Thu, Dec 05, 2019 - Page 10 News List

World Business Quick Take



Economy slows down

The economy slowed last quarter as interest-rate cuts and government tax rebates failed to spur household spending, reinforcing expectations that the Reserve Bank of Australia will need to resume easing next year. GDP advanced 0.4 percent from the second quarter, when it rose an upwardly revised 0.6 percent, the Australian Bureau of Statistics said in Sydney yesterday. Economists forecast 0.5 percent for the three months through September. From a year earlier, GDP gained 1.7 percent, in line with estimates. The report came a day after the bank held interest rates at 0.75 percent following three cuts since June.


Business outlook worsens

Business outlook worsened further last month with the territory mired in recession amid protests and a volatile macroeconomic picture. The purchasing managers’ index (PMI) for the whole economy fell to 38.5 for the lowest reading since April 2003, down from 39.3 a month earlier, according to IHS Markit, which surveyed about 400 private-sector companies. The gauge has now been below the 50 level that divides expansion and contraction since April last year. The combined PMI readings for October and last month put the economy on track to contract more than 5 percent in the fourth quarter of this year barring a significant rebound this month, it said.


Services sector rebounds

The country’s dominant services sector rebounded last month, providing some cautious optimism that the economy might be turning the corner. The IHS Markit India Services PMI rose to a four-month high of 52.7, the first time in three months that the reading has been above 50 to mark an expansion in output. The improvement was driven by higher orders and strengthening business confidence. The index is still below its long-run average of 54.2. The rise in the services index followed data earlier this week showing manufacturing also improved last month, resulting in the composite PMI jumping from 49.6 to 52.7.

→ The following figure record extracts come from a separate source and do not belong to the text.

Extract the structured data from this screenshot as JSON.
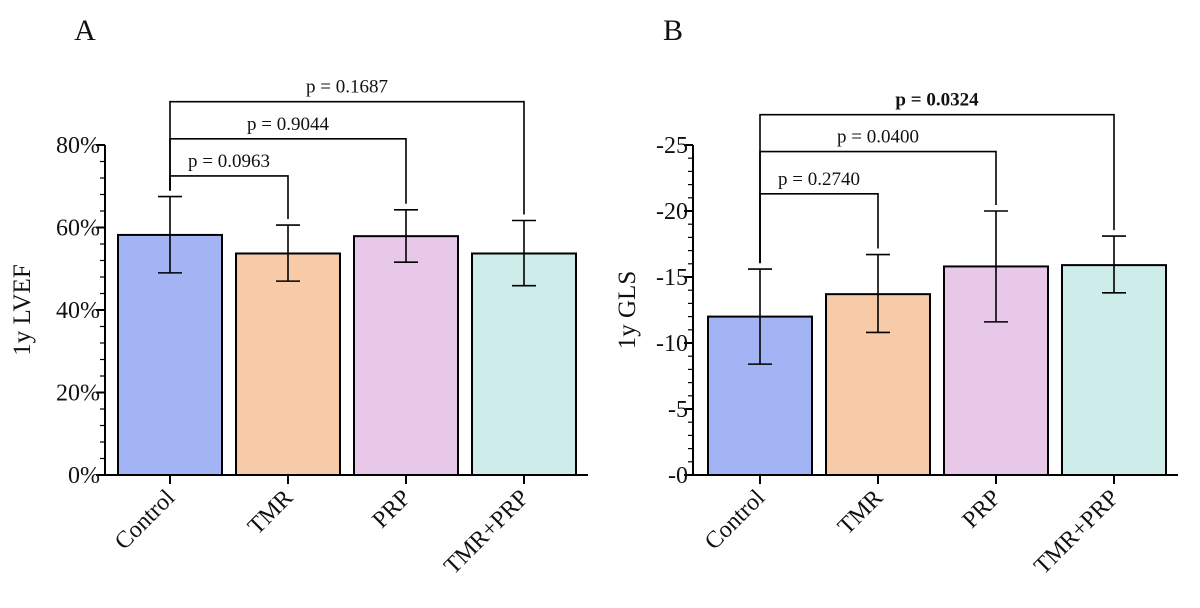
{
  "chart_data": [
    {
      "panel_label": "A",
      "type": "bar",
      "categories": [
        "Control",
        "TMR",
        "PRP",
        "TMR+PRP"
      ],
      "values": [
        58.2,
        53.7,
        57.9,
        53.7
      ],
      "error_low": [
        49.0,
        47.0,
        51.6,
        45.9
      ],
      "error_high": [
        67.5,
        60.6,
        64.3,
        61.7
      ],
      "ylabel": "1y LVEF",
      "ylim": [
        0,
        80
      ],
      "yticks": [
        0,
        20,
        40,
        60,
        80
      ],
      "ytick_labels": [
        "0%",
        "20%",
        "40%",
        "60%",
        "80%"
      ],
      "minor_ticks_per_major": 5,
      "reversed_y": false,
      "colors": [
        "#a3b4f5",
        "#f8cba8",
        "#e8c8e8",
        "#cdecea"
      ],
      "comparisons": [
        {
          "from": 0,
          "to": 1,
          "label": "p = 0.0963",
          "bold": false,
          "level": 72.5
        },
        {
          "from": 0,
          "to": 2,
          "label": "p = 0.9044",
          "bold": false,
          "level": 81.5
        },
        {
          "from": 0,
          "to": 3,
          "label": "p = 0.1687",
          "bold": false,
          "level": 90.5
        }
      ]
    },
    {
      "panel_label": "B",
      "type": "bar",
      "categories": [
        "Control",
        "TMR",
        "PRP",
        "TMR+PRP"
      ],
      "values": [
        -12.0,
        -13.7,
        -15.8,
        -15.9
      ],
      "error_low": [
        -8.4,
        -10.8,
        -11.6,
        -13.8
      ],
      "error_high": [
        -15.6,
        -16.7,
        -20.0,
        -18.1
      ],
      "ylabel": "1y GLS",
      "ylim": [
        0,
        -25
      ],
      "yticks": [
        0,
        -5,
        -10,
        -15,
        -20,
        -25
      ],
      "ytick_labels": [
        "-0",
        "-5",
        "-10",
        "-15",
        "-20",
        "-25"
      ],
      "minor_ticks_per_major": 5,
      "reversed_y": true,
      "colors": [
        "#a3b4f5",
        "#f8cba8",
        "#e8c8e8",
        "#cdecea"
      ],
      "comparisons": [
        {
          "from": 0,
          "to": 1,
          "label": "p = 0.2740",
          "bold": false,
          "level": -21.3
        },
        {
          "from": 0,
          "to": 2,
          "label": "p = 0.0400",
          "bold": false,
          "level": -24.5
        },
        {
          "from": 0,
          "to": 3,
          "label": "p = 0.0324",
          "bold": true,
          "level": -27.3
        }
      ]
    }
  ]
}
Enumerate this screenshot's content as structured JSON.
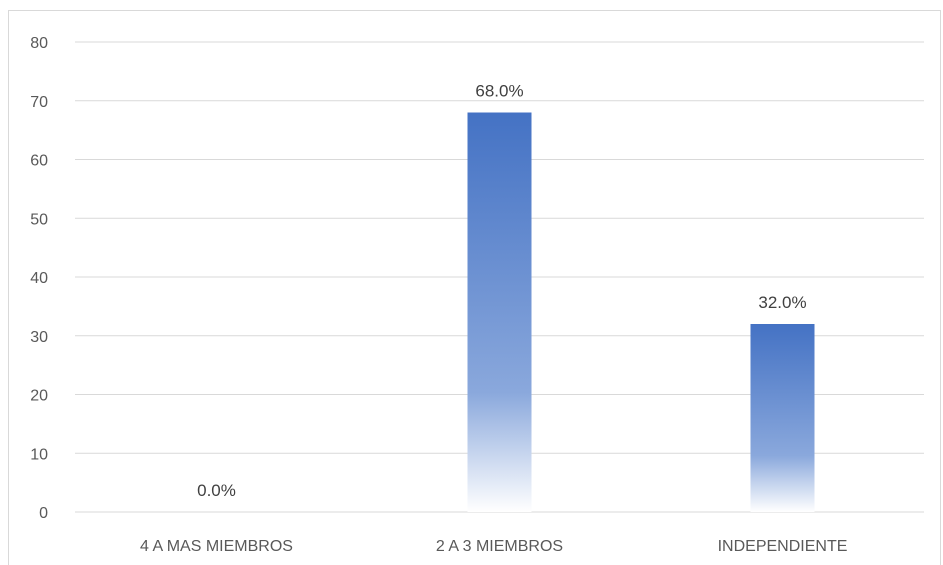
{
  "chart_data": {
    "type": "bar",
    "categories": [
      "4 A MAS MIEMBROS",
      "2 A 3 MIEMBROS",
      "INDEPENDIENTE"
    ],
    "values": [
      0,
      68,
      32
    ],
    "data_labels": [
      "0.0%",
      "68.0%",
      "32.0%"
    ],
    "title": "",
    "xlabel": "",
    "ylabel": "",
    "ylim": [
      0,
      80
    ],
    "yticks": [
      "0",
      "10",
      "20",
      "30",
      "40",
      "50",
      "60",
      "70",
      "80"
    ],
    "grid": true,
    "legend": "none",
    "bar_color_top": "#4472c4",
    "bar_color_bottom": "#ffffff",
    "grid_color": "#d9d9d9"
  }
}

Tariffs to hurt solar sector

Tariffs imposed by US President Donald Trump would cost the US solar industry US$19 billion in investment and lead to more than 62,000 lost jobs by 2021, the Solar Energy Industries Association said in a report. It found that the tariffs prompted a handful of manufacturers to open panel factories in the US, but they drove up costs to build solar farms. Developers canceled 10.5 gigawatts of projects, enough to power 1.8 million homes. The net impact was 31 jobs lost for every new position created by the duties, the report said.


Regulator reiterates drug ban

The Drug Controller General of India regulator has asked all states to enforce a court directive prohibiting online medicine sales, a senior government official said on Tuesday, raising industry concerns that it could disrupt some online businesses. The country is yet to finalize regulations for online drug sales, or e-pharmacies, but the growth of several online sellers, such as Medlife International, Netmeds, Temasek Holdings Pte-backed PharmEasy and Sequoia Capital-backed 1mg, has threatened traditional drugstore businesses. The Delhi High Court in December last year said the government must ensure online sales are prohibited for the time being, as it heard a petition from a doctor who said unregulated online sales could lead to abuse of medicines.